Wednesday, March 5, 2014

Enchanted Sirach

This post links to RAnn's Sunday Snippets


My wife personifies the Ideal Wife in Proverbs 31, which is not the subject of this post. This post is about our courtship some 26 years ago. Briefly, this was our courtship:


Some enchanted evening
When you find your true love,
When you feel her call you
Across a crowded room,
Then fly to her side,
And make her your own
Or all through your life you
May dream all alone.

Once you have found her,
Never let her go.
Once you have found her,
Never let her go.

That's right, a couple of verses from South Pacific's Some Enchanted Evening. I first heard Ezio Pinza sing it when I was a kid, and it has defined romance for me ever since.

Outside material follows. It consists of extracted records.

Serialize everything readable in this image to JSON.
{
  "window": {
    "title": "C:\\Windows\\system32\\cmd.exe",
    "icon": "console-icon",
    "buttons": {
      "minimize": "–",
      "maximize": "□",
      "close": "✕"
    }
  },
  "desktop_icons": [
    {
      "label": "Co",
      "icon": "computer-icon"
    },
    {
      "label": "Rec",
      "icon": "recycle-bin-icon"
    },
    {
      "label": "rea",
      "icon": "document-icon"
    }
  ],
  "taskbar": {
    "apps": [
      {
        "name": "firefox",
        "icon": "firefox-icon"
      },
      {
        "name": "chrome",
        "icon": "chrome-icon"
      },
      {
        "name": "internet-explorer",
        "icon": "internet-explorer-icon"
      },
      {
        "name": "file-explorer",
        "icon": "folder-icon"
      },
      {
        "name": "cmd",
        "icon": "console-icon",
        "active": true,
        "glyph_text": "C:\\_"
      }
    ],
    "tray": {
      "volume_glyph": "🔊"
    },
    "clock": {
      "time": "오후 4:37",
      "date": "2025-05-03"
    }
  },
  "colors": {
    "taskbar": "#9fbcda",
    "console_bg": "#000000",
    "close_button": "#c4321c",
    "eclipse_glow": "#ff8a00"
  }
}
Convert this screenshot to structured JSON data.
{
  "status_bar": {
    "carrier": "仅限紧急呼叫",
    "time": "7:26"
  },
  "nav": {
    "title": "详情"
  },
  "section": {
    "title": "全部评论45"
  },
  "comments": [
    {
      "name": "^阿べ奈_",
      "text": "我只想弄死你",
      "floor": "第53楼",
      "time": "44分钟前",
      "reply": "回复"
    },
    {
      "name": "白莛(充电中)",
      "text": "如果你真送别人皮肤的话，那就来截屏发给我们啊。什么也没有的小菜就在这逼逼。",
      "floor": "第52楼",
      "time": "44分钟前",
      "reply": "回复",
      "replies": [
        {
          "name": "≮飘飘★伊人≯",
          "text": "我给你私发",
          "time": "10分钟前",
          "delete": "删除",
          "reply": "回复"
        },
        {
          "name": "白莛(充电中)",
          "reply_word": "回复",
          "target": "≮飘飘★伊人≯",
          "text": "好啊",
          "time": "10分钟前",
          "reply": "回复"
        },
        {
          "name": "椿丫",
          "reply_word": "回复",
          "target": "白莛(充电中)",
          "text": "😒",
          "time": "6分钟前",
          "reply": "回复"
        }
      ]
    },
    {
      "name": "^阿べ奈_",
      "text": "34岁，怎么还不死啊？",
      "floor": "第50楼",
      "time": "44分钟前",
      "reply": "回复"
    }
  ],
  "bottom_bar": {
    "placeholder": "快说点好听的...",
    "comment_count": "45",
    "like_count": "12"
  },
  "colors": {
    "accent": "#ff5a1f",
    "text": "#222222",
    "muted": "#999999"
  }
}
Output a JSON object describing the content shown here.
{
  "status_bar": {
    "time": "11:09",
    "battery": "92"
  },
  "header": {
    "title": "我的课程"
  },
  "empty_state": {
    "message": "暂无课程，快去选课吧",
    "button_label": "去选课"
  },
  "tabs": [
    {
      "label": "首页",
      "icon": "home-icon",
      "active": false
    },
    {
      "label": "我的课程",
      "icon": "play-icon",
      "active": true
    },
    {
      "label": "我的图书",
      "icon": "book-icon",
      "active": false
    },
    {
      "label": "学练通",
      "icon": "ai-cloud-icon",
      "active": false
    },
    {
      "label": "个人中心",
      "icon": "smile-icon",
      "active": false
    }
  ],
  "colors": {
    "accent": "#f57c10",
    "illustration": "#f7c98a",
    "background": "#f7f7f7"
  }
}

So tonight I was browsing the Bible before Mass started. Let's try...Sirach. I get to Chapter 6:


"My son, from your youth up choose instruction, and until you are old you will keep finding wisdom. Come to her like one who plows and sows, and wait for her good harvest... Come to her with all your soul, and keep her ways with all your might." It's about Wisdom, but it made me think about my wife. And "Make her thy whole heart’s quest, follow, as best thou canst, the path she makes known to thee," which reminded me of our courtship, and Some Enchanted Evening. Then "search, and thou wilt find her, hold fast, and never let her go."

If Oscar Hammerstein wasn't riffing on Sirach when he wrote that lyric then this is a bigger vale of tears than I thought.


P.S. Sirach is a deuterocanonical book. I do wonder how Hammerstein might have encountered it.

2 comments:

Anonymous said...

I'm glad that you and your wife experienced that "enchanted evening" and have enjoyed so many years of true love together! I probably wouldn't have considered a connection between the passage from Sirach and that famous song from "South Pacific", but why not?

Evan

Barb Schoeneberger said...

Lovely parallel you brought out. I think Mario Lanza sang it in the movie. He had an entirely gorgeous voice. It is so sad he died so young.